Premessa la disciplina IVA dei servizi in questione, è evidente che, in relazione alle lavorazioni realizzate all’estero su beni in regime di c.d. “perfezionamento passivo” (inviati, cioè, all’estero al fine di essere oggetto, appunto, di servizi di lavorazione) sorge il rischio di incorrere in una duplicità d’imposizione. In base alla disciplina attuale, infatti, l’IVA è dovuta sia al momento della fatturazione in “reverse charge” del servizio di lavorazione da parte del committente nazionale, sia in dogana in relazione al valore aggiunto prodotto dalla lavorazione.

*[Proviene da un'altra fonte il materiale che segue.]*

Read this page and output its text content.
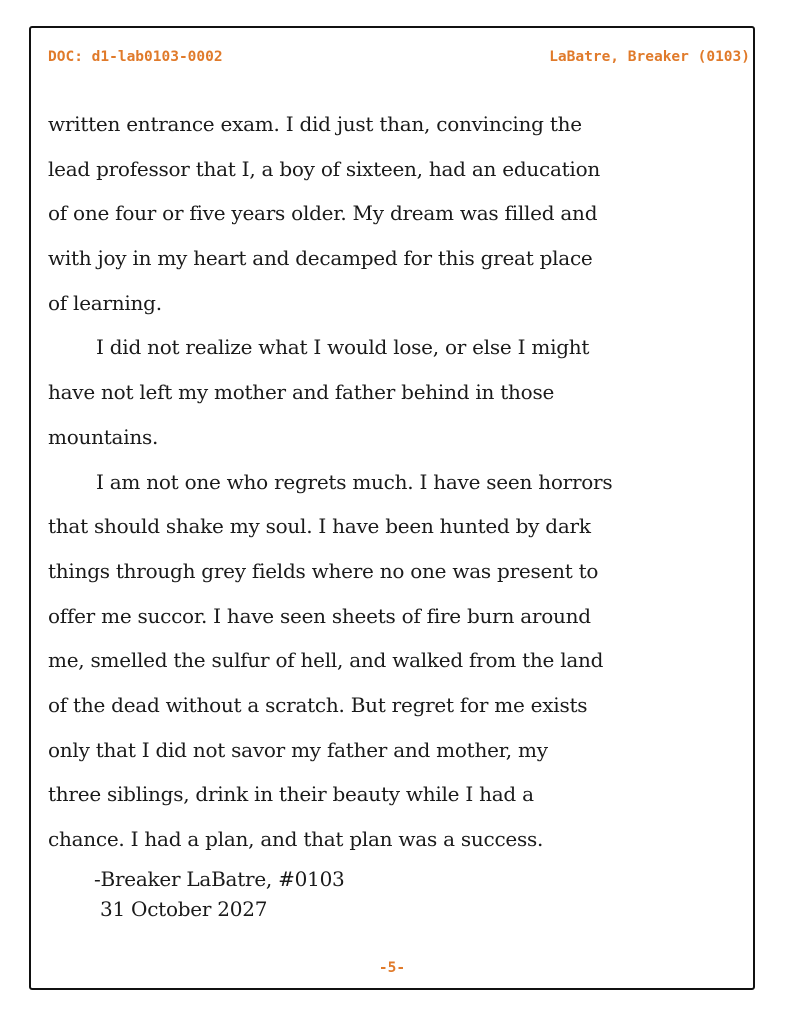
DOC: d1-lab0103-0002	LaBatre, Breaker (0103)
written entrance exam. I did just than, convincing the
lead professor that I, a boy of sixteen, had an education
of one four or five years older. My dream was filled and
with joy in my heart and decamped for this great place
of learning.
I did not realize what I would lose, or else I might
have not left my mother and father behind in those
mountains.
I am not one who regrets much. I have seen horrors
that should shake my soul. I have been hunted by dark
things through grey fields where no one was present to
offer me succor. I have seen sheets of fire burn around
me, smelled the sulfur of hell, and walked from the land
of the dead without a scratch. But regret for me exists
only that I did not savor my father and mother, my
three siblings, drink in their beauty while I had a
chance. I had a plan, and that plan was a success.
-Breaker LaBatre, #0103
31 October 2027
-5-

Nella CM 37/E/2011, l’Agenzia delle Entrate ha risolto la questione chiarendo che, al rientro dei beni sottoposti a lavorazione, previa presentazione in dogana della fattura emessa dal prestatore estero per la lavorazione (vale a dire, autofattura sulla base del documento del fornitore estero), la relativa IVA concernente la lavorazione dovrà essere sottratta da quella calcolata in dogana. In caso di mancata presentazione in dogana dell’autofattura relativa al servizio ottenuto, l’IVA si applicherà (in dogana) sul maggior valore delle merci reimportate rispetto al valore calcolato al momento della temporanea esportazione. Tuttavia, in quest’ultima ipotesi, il committente nell’emettere l’autofattura, dovrà non indicare alcuna IVA e annotare la seguente dizione: “IVA assolta in dogana con documento doganale n. XY”.